Baltrad1 (who I believe asked the question, sorry if I'm misremembering), we use Value Line as the source for most of the data we plug into the spreadsheet. They're certainly not infallible, but they do offer projections on data other than earnings that is not easily obtainable elsewhere. The data is available at little to no charge at our local library and fits nicely into the NAIC's SSG (or our modification thereof).

It has been a remarkable interaction between a group of intelligent women, one in which we all have gained enormously, both in understanding of financial and investment matters, and in increasingly deeping friendship.

I started out in a "fog." I lucked into an investment that was very profitable, an opportunity to participate in a bank IPO in which I happened to personally know the president, VP & a board member.
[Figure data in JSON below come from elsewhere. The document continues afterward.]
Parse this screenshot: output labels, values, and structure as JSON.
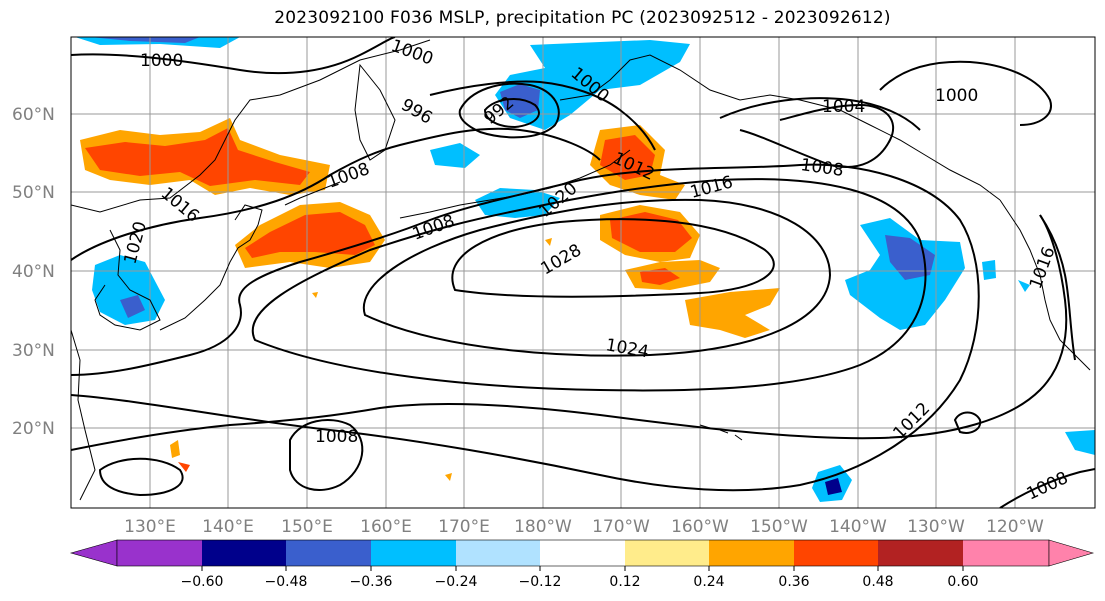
{
  "title": "2023092100 F036 MSLP, precipitation PC (2023092512 - 2023092612)",
  "lat_labels": [
    "60°N",
    "50°N",
    "40°N",
    "30°N",
    "20°N"
  ],
  "lon_labels": [
    "130°E",
    "140°E",
    "150°E",
    "160°E",
    "170°E",
    "180°W",
    "170°W",
    "160°W",
    "150°W",
    "140°W",
    "130°W",
    "120°W"
  ],
  "isobar_labels": [
    {
      "text": "1000"
    },
    {
      "text": "1000"
    },
    {
      "text": "1000"
    },
    {
      "text": "1000"
    },
    {
      "text": "996"
    },
    {
      "text": "992"
    },
    {
      "text": "1004"
    },
    {
      "text": "1008"
    },
    {
      "text": "1008"
    },
    {
      "text": "1008"
    },
    {
      "text": "1008"
    },
    {
      "text": "1008"
    },
    {
      "text": "1012"
    },
    {
      "text": "1012"
    },
    {
      "text": "1016"
    },
    {
      "text": "1016"
    },
    {
      "text": "1016"
    },
    {
      "text": "1020"
    },
    {
      "text": "1020"
    },
    {
      "text": "1028"
    },
    {
      "text": "1024"
    }
  ],
  "colorbar": {
    "colors": [
      "#9932cc",
      "#00008b",
      "#3a5fcd",
      "#00bfff",
      "#b0e2ff",
      "#ffffff",
      "#ffec8b",
      "#ffa500",
      "#ff4500",
      "#b22222",
      "#ff82ab"
    ],
    "tick_labels": [
      "−0.60",
      "−0.48",
      "−0.36",
      "−0.24",
      "−0.12",
      "0.12",
      "0.24",
      "0.36",
      "0.48",
      "0.60"
    ]
  }
}
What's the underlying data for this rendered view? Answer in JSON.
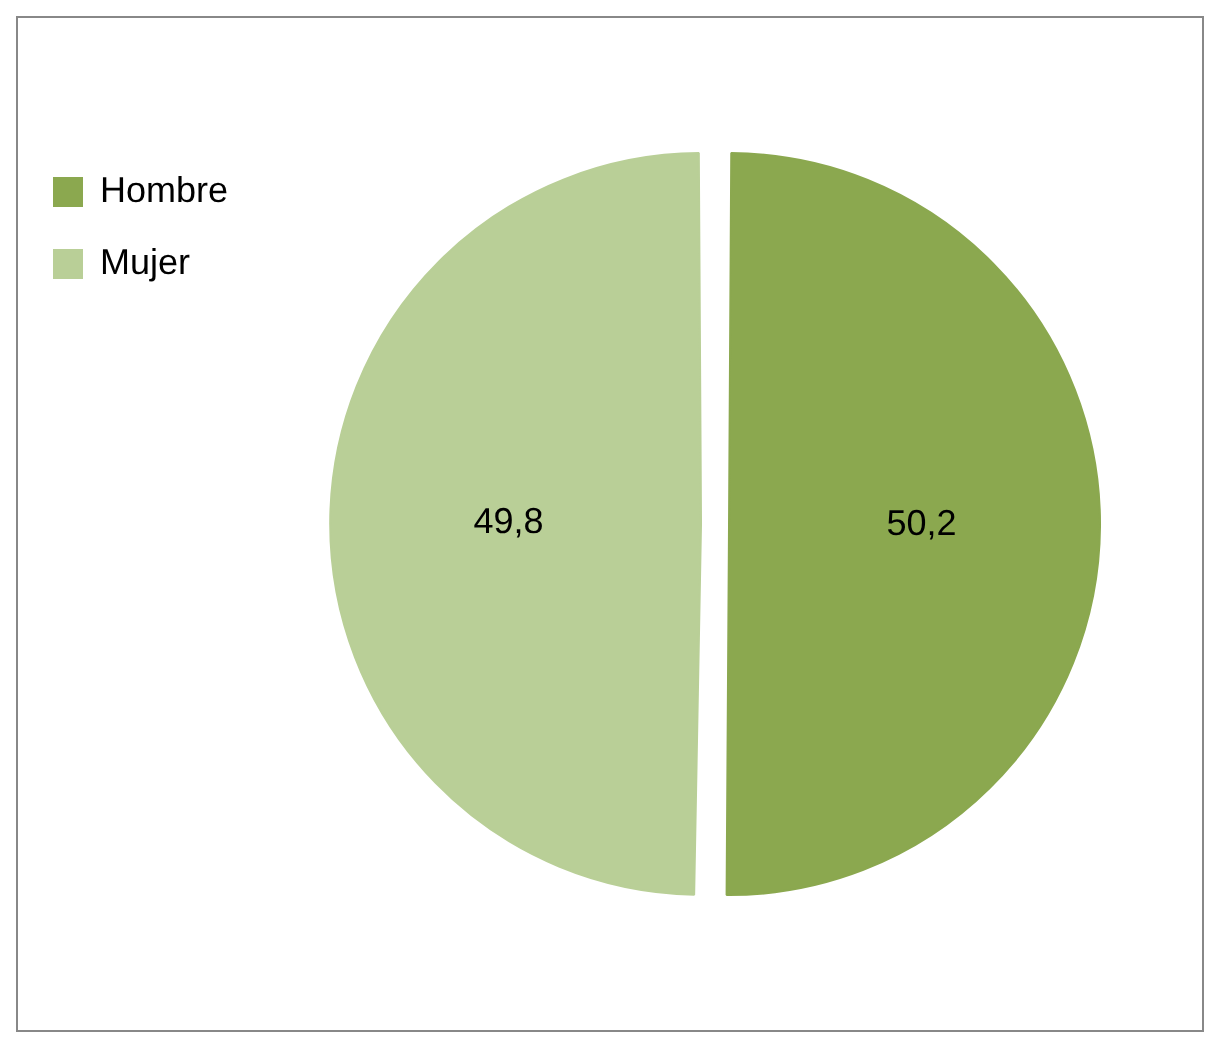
{
  "chart_data": {
    "type": "pie",
    "categories": [
      "Hombre",
      "Mujer"
    ],
    "values": [
      50.2,
      49.8
    ],
    "colors": [
      "#8ba84f",
      "#b9cf97"
    ],
    "value_labels": [
      "50,2",
      "49,8"
    ],
    "legend": "top left"
  }
}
I merely and blindly followed along in their wake, and achieved a "14-bagger." This was a real turn-on, WOW! Fortunately, I was acutely aware of how little I understood, and decided I really needed to educate myself in the area of investing before putting more money to work. I started watching CNBC and reading everything on finances and stock assessment I could lay my hands on. At first, the news reports and reading articles seemed to be in Martian (well, okay, maybe Latin). I understood perhaps 2 out of 10 words. But I persisted, and one day someone asked me an investment question, I found I could actually give a reasonably coherent answer, much to my surprise. And I knew I had advanced even more when I watched Alan Greenspan address the Senate and was able to at least partly follow what he was saying!

I was probably the most enthusiastic about learning about investing when our club started, and worked hard at getting other members excited, and we've all come a long way. One of our members has a daughter in college and another headed that way. Her resources are limited, but she is now actively DRIPping several stocks and makiing modest additions monthly. Others of us have made and continue to make buy/sell decisions for our portfolios based on our research and evaluations. Our results have not been startling, if you compare to the high flyers, but we've exceeded our initial 15% objective, so we're reasonably satisfied.

So, to make a long post even longer, I offer a couple of recommendations to those who are considering an investment club.

1. Take a "risk assessment" test, and repeat it from time to time. People's risk tolerance changes depending on what's going on in their lives. If the objectives and perspectives in the club change, it will be be helpful to know.

2. Use the club experience and other people's perceptions on potential to help with your personal investment choices. If you must do a joint investment, make it a small amount, one that you can afford to "play" with. Reserve larger amounts to invest on your own, in companies that fit your own risk profile.

3. If you're joining an existing club, attend at least one meeting before making your decision, to make sure others have similar risk tolerance and investment objectives, and that the peopls are those you feel you can trust and/or are interested in associating with. If you find yourself ill-at-ease, it's probably not a group you want to be combining finances with.

4. Make the focus of your experience educational rather than profit-focused. Interacting with others helps you learn about the stock market, individual stocks, assessment allocation and much more, and hearing others perspectives on financial matters, their personal goals and objectives and more can help you evaluate your own.

Sharing the experience with others in your life can be very rewarding, on many levels!

Best wishes and good luck to you all,


P.S. Two of our club members are battling cancer, and this has been a real wake-up call for all of us. One diagnosis occurred recently, and our last two meetings have been side-tracked in related discussions and sharing of feelings. Stock performance doesn't seem so important to us right now. The friendships that have developed as a result of our association through this common interest have perhaps been our club's greatest returns on investment.